Her fellow survivors gave Head a wide berth, too. "All of us are so deferential to each other," says Peter Miller, a financial planner who was on the 65th floor of the North Tower on 9/11 and who has worked closely with Head over the years through survivor events. "We just assume we're always on the brink of getting emotional." He remembers noticing one inconsistency in Head's story: Miller was there when I met Head for coffee three years ago. During our conversation, he heard Head refer to her fiancé. Years later, while conducting tours of Ground Zero alongside Head, he heard that she had called this man her husband. "I just thought, 'That's odd.'" He asked her about it, he says. "She said, 'Oh, yeah, we did get married.'"
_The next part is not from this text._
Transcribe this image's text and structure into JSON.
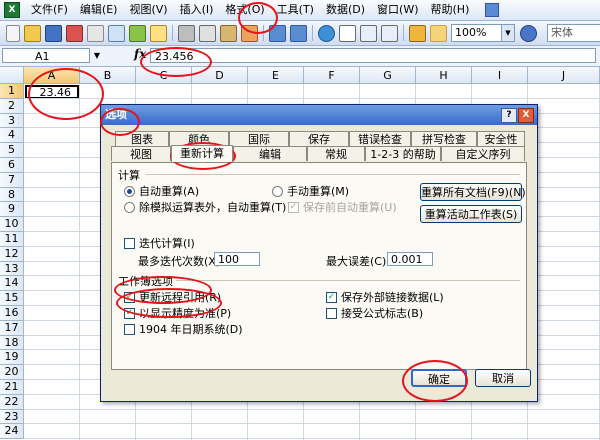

After that, Miller's recollection is hazy. "I may have asked, 'Well, then why did you refer to him as your fiancé?' But you don't want to press these things. I don't even remember what her response was, if I did indeed press her. I was sort of of the mind-set, 'whatever makes her feel better.' Her story was just so much more horrible than anything else."

Four days before the Times story came out, Head called Miller to tell him that the article was in the works — and that it was an invasion of privacy and untrue, Miller says. Having now read the story, he says he finds it to be fair. Beyond that, he does not know what to think. He hopes clarity will come. "Beneath everything — and above everything — there is always the truth," he says in a resigned and sad voice. "There is something such as the truth, and it will, thank God, get out."